Results in untying the global monetary system from a disciplined standard of value that endures over millennia have been predictable.
We have since seen explosions in fiat currency base issuances and fiat currency based credit levels outstanding.
The current exacerbating disparity of wealth in the world is also a direct result of our increasing fiat currency fueled economy post-1971.
When might the financial powers that be, soberly accept and communicate the fact that many record level debts and loans won’t be worth near their current face values?
In general, US corporates traded on the US stock market, are also in worse financial shape than they were after the 2008 financial crisis. Many corporate and sovereign nation balance sheets have become bloated with increased debt levels.
Corporate debt level expansions are much in thanks to stock share buyback trends since the GFC 2008. Fueled by corporate sector favoring low-interest-rate fiat currency-denominated loans. This latter-2010s phenomenon has especially helped bloat US equity prices to record nominal highs currently while also making raising interest rates any further a near-impossible challenge.
Total published global debt levels are now near record-high levels of nearly USD $250 trillion in total and worldwide record debt levels have seemingly been newly attained year after year.
It is no surprise then that virtually every sector in the worldwide economy is suffering under all time debt levels.
How might negative interest rate, fiat currency exacerbated trends, be reversed and or addressed?
A significant number of people have spoken about worldwide financial obligation resets. Yet few frequently address the sound steps required for proper execution.
Willem Middelkoop composed an ongoing gold money related restoration article. He is the writer of the 2014 book "The Big Reset." A week ago, Middelkoop's gold-related article got distributed on the OMFIF website in London.
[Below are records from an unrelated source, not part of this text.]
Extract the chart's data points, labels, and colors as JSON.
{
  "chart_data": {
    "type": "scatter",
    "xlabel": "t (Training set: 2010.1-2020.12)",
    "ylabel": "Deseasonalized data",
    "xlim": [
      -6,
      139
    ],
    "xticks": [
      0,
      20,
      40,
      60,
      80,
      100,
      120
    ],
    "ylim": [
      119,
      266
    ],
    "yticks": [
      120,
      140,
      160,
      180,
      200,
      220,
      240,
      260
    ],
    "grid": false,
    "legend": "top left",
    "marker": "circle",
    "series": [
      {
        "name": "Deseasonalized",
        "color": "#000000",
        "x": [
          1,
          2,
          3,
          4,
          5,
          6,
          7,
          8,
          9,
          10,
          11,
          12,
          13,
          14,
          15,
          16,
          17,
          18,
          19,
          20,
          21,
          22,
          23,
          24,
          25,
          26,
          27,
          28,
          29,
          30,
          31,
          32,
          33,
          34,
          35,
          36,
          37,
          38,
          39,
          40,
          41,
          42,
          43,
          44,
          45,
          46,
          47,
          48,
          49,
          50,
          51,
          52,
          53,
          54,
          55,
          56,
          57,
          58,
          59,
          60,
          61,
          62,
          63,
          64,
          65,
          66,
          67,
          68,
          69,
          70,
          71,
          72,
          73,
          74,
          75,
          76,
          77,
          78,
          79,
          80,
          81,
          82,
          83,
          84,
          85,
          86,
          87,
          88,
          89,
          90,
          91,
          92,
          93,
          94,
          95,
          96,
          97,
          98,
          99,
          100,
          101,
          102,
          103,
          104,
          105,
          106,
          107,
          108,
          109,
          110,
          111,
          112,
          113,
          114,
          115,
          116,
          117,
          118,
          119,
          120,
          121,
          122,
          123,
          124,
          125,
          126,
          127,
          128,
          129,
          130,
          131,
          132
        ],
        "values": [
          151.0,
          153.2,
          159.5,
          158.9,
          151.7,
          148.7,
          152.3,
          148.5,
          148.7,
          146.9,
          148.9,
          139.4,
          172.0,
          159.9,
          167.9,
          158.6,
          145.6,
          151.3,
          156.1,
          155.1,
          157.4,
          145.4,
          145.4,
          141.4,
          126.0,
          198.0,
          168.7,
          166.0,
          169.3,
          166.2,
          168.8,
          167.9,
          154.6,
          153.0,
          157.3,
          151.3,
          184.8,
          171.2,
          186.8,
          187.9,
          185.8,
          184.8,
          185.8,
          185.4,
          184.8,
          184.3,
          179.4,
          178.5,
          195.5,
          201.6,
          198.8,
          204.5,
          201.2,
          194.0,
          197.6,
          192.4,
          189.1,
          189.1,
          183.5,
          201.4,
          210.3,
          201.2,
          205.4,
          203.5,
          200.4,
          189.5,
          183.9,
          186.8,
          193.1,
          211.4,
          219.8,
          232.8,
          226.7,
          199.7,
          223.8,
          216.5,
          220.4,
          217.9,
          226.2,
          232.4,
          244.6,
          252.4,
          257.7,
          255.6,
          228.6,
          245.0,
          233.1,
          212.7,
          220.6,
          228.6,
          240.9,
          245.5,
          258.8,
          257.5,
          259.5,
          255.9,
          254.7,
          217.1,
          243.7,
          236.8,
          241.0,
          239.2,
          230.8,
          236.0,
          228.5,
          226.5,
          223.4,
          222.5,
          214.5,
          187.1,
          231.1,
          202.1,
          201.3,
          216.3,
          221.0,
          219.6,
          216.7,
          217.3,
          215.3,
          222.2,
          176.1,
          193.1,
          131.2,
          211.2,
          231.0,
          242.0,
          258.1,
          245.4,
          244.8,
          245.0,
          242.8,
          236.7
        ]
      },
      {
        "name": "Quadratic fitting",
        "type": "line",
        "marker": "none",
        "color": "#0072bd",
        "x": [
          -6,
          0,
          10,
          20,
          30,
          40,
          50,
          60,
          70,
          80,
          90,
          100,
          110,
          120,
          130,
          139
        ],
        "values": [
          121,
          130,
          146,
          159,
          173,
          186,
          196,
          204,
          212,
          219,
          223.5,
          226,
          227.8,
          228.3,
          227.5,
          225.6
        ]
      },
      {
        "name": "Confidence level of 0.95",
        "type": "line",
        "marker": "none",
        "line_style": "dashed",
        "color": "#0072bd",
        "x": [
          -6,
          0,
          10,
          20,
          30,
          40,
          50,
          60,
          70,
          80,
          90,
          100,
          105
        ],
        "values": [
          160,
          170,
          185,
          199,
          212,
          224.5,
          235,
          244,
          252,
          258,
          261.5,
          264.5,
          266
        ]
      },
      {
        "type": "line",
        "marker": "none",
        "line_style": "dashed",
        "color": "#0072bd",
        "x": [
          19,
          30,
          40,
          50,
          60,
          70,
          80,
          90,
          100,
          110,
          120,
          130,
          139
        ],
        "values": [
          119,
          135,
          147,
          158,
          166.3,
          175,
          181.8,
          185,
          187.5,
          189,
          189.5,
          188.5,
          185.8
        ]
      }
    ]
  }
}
The OMFIF is a well-respected association, which imparts to government policy heads and central bank authorities around the globe information with respect to monetary affairs. Given the controversy surrounding the corroding fiscal and monetary matters at hand, numerous OMFIF exchanges ongoing include central bank heads, and they regularly fall under agreed understandings of secrecy (e.g., Chatham House Guidelines).
Below you can find a backlink of Middelkoop’s gold-related OMFIF article.
In the following short video, you can find some of the forewarnings that the OMFIF gave the world about the Chinese yuan moving into the IMF’s SDR in late 2014. As well, we highlighted some influential words which were written in the Financial Times by former World Bank head in 2010, regarding gold’s involvement in a potential future Bretton Woods 2.
And finally, you will hear a few passages from William Middelkoop’s 2014 book, regarding the future for gold in the international monetary system to come. Perhaps even in this coming decade, the 2020s.
Bretton Woods Two?
^ Gold Financial Reset in the FT, 2010 ^
If you would like to watch an even longer perhaps more persuasive case for a pseudo-gold standard return, to possibly make the global financial system more stable and equitable. Perhaps no one this decade has made a more well-spoken argument favoring more stable universal monetary gold discipline, than Grant Williams' 'Cry Wolf' presentation.